Rural utilities have an incredibly powerful story to tell. Theirs is a human story, about the real lives they are making better through the service the deliver. And that’s where content marketing begins.
Rainsville, Alabama (PRWEB) February 02, 2014
One of the great American success stories is how the country delivered on a commitment to take electricity and telecommunications service into rural America. A professional services firm in North Alabama is celebrating 18 years of helping these utilities tell their stories through publications, advertising and public relations.
WordSouth — A Content Marketing Company was formed on New Years Day of 1996. What began as a two-person operation in a small, spare bedroom has grown into a company that is helping rural utilities across several states to educate, inform and engage their consumers through content marketing.
“Rural utilities have an incredibly powerful story to tell,” says Stephen V. Smith, who launched WordSouth alongside his wife, Michele. “Theirs is a human story, about the real lives they are making better through the services they deliver."
The discipline of content marketing has come to be recognized in recent years as a powerfully effective means of connecting with a target market. It centers around the idea of sharing content that is helpful, interesting and entertaining in an effort to engage consumers with a company's products, services or mission.
"Simply put, content marketing is about telling your story," says Smith. "Storytelling is the heart and soul of the mechanics of content marketing."
In the case of rural utilities, the stories are particularly compelling. "The companies who deliver broadband and electricity to America's rural communities have faced tremendous challenges in the past two decades — from rapid changes in technology and government regulations, to shifts in consumer demand," says Smith. "By sharing stories of how they are supporting and even reshaping the communities they serve, these companies are helping their consumers understand and participate in their efforts to build a better quality of life in rural America."
WordSouth's latest project is the Regional Telco Magazine, a consumer magazine for the rural telecommunications industry. Written, designed and produced by WordSouth, the magazine is mailed to the customers and prospects of those companies participating in the project.

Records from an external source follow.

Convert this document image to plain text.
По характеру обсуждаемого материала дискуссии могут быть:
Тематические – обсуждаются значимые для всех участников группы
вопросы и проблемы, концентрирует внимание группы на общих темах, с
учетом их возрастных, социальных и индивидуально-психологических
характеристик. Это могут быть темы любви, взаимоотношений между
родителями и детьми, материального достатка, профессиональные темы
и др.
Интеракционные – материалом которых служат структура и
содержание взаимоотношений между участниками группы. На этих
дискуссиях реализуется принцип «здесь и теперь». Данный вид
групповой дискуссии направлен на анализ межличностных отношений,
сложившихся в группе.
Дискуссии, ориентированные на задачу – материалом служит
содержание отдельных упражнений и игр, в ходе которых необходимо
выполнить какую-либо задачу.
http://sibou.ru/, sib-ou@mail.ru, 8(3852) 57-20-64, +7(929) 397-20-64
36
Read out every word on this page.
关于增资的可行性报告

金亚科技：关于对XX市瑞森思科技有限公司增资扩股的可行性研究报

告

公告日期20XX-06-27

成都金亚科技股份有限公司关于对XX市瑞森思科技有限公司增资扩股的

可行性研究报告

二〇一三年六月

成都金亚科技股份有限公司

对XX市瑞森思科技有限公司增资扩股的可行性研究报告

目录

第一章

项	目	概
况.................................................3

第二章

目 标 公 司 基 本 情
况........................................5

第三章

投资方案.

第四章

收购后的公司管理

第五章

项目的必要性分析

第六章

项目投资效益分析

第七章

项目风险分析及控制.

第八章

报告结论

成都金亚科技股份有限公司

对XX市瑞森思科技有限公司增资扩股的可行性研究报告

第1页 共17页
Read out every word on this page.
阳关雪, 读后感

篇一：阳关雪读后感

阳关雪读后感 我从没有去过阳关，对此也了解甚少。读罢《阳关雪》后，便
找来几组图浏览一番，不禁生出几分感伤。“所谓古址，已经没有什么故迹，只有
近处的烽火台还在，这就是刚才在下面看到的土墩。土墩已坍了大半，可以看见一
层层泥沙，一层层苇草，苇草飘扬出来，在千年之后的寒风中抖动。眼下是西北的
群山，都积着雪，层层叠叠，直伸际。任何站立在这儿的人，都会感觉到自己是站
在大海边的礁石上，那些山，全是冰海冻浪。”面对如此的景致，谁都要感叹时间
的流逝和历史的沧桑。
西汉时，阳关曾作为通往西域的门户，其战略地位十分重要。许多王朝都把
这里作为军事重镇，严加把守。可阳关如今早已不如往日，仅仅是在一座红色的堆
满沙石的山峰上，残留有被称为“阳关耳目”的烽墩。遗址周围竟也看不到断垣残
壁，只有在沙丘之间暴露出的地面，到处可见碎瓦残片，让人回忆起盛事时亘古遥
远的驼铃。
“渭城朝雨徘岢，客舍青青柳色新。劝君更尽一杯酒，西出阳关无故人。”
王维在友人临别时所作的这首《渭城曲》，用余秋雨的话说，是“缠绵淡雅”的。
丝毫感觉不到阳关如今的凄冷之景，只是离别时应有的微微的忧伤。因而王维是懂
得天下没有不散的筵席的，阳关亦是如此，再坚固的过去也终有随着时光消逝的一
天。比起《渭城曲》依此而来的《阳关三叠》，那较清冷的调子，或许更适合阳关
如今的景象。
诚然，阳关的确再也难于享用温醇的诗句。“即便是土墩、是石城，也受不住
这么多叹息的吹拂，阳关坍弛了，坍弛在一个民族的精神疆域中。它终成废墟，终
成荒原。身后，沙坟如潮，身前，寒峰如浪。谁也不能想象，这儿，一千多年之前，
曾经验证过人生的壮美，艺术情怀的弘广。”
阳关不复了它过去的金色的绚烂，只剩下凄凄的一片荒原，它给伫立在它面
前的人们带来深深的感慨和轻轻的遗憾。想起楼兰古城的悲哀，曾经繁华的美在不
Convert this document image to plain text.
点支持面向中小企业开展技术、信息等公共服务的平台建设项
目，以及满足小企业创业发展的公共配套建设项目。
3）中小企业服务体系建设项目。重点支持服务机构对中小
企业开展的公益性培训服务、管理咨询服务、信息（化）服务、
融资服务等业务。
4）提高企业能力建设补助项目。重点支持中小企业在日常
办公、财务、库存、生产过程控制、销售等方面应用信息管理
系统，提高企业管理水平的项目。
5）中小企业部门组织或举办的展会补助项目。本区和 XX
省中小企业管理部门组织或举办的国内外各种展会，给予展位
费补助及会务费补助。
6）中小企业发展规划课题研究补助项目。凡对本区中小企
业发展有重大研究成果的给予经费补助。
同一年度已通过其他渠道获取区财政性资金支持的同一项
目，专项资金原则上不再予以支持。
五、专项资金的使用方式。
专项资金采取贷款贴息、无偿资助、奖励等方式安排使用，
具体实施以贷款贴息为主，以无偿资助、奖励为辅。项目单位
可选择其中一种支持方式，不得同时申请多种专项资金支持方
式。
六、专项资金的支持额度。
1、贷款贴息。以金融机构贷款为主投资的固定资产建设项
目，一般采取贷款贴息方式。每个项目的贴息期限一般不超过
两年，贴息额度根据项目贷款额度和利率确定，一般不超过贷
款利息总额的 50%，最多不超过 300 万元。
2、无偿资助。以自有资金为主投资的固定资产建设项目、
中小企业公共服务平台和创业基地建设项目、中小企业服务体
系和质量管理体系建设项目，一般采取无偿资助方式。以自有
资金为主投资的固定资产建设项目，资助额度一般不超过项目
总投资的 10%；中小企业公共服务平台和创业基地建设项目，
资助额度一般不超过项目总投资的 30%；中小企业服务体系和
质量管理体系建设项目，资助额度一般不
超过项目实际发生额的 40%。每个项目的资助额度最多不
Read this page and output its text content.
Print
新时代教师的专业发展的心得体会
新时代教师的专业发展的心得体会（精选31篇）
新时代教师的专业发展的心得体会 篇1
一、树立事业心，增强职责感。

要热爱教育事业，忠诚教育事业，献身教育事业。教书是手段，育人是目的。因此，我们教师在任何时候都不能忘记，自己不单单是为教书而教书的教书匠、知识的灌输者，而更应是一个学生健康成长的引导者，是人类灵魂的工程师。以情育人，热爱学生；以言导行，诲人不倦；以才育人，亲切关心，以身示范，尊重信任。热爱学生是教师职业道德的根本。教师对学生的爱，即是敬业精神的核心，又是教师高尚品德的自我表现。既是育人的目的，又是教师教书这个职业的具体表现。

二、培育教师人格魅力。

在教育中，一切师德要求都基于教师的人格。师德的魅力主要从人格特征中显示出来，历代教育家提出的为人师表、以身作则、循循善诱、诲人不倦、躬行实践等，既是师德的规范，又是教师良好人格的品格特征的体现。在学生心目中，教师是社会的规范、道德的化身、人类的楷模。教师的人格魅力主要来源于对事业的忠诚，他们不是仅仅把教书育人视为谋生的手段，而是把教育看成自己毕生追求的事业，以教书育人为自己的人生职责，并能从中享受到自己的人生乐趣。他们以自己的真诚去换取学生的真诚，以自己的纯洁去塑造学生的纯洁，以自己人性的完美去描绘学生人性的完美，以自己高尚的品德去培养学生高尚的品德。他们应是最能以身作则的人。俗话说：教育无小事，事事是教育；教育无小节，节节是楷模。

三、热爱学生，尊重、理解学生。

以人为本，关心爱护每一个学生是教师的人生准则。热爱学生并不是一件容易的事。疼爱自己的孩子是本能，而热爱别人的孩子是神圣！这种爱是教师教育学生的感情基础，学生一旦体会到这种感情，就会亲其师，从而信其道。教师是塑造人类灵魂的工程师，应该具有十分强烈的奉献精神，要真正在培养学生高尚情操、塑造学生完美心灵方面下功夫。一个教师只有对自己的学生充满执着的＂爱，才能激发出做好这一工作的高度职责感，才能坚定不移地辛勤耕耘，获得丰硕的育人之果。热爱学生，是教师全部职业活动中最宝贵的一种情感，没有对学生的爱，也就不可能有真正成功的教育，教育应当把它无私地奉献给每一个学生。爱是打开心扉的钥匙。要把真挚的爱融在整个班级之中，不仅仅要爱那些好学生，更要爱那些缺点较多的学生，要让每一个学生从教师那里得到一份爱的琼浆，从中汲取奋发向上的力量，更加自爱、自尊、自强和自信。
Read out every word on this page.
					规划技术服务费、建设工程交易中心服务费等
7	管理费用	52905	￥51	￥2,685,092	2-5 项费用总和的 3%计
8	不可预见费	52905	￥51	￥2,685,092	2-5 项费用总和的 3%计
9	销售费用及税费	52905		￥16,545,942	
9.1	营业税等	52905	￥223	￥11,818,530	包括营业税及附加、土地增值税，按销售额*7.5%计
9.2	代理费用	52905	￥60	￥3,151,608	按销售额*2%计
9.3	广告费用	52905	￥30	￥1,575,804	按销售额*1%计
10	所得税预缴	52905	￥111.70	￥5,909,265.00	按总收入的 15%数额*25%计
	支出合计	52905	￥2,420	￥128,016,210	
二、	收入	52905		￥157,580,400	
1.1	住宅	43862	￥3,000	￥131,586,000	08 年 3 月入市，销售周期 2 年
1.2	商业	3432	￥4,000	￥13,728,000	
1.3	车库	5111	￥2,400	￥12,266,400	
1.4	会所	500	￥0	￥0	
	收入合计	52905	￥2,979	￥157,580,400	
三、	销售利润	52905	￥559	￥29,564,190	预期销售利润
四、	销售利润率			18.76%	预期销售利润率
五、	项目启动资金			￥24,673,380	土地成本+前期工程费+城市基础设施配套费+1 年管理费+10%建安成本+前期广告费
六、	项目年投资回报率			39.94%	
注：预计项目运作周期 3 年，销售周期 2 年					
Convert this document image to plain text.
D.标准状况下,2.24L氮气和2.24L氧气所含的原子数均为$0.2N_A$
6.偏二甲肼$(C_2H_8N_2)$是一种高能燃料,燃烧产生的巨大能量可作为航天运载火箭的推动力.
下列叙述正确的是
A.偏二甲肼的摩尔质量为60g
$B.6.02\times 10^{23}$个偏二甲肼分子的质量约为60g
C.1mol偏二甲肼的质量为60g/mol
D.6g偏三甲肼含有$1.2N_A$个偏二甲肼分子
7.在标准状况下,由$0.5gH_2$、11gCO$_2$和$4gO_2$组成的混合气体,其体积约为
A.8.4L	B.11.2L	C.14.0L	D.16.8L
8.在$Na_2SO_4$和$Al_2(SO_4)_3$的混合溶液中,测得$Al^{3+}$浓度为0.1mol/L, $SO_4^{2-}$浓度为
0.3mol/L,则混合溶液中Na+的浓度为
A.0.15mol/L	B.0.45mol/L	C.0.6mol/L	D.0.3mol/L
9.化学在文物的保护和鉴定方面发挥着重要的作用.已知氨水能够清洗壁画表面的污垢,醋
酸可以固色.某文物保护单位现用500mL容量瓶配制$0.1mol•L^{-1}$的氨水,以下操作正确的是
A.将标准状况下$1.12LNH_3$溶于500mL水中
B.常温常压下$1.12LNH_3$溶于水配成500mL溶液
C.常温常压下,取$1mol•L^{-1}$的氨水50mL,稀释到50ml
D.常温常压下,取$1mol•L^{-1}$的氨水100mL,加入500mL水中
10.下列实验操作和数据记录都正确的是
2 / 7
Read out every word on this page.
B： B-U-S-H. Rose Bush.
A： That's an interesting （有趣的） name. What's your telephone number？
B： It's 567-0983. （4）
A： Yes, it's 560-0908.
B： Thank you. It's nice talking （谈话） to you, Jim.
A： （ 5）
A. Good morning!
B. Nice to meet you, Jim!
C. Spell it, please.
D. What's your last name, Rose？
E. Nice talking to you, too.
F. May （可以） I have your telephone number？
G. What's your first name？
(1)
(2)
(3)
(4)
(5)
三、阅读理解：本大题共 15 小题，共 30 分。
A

Half of the 16-page magazine features industry news and content of regional interest. The other eight pages are customized for each utility, highlighting the people, businesses and community institutions who benefit from the services they provide. The telcos also use their local pages to share company announcements and promote their offerings.
“It’s a strong combination,” explains Smith. “Readers enjoy custom content from their hometown, plus a broader mix of news and features from across the country.”
The timing for such a publication is ideal. “Telcos need this type of publication now more than ever,” says Smith. “The business of delivering telephone, Internet and related services is being transformed. The independent and cooperative providers who serve America’s rural regions are feeling the pressure as new revenue models tighten budgets and realign priorities.”
Rural and independent telcos often serve regions with low consumer density, yet manage to provide advanced telecommunications services that promote economic development, enable small businesses to compete, support education and foster an improved quality of life.
Smith says after 18 years, the WordSouth team is more committed than ever to the company's mission. "Our clients have a mission of helping the people of rural America enjoy better lives," he says. "And our mission is to help them achieve that. Knowing you play a role in making that happen is something you can get excited about when you come to work each day."
Smith leads WordSouth as its president, while Michele directs the artistic efforts as creative director. The WordSouth team consists of six other awesome team members and a network of talented freelancers in several states.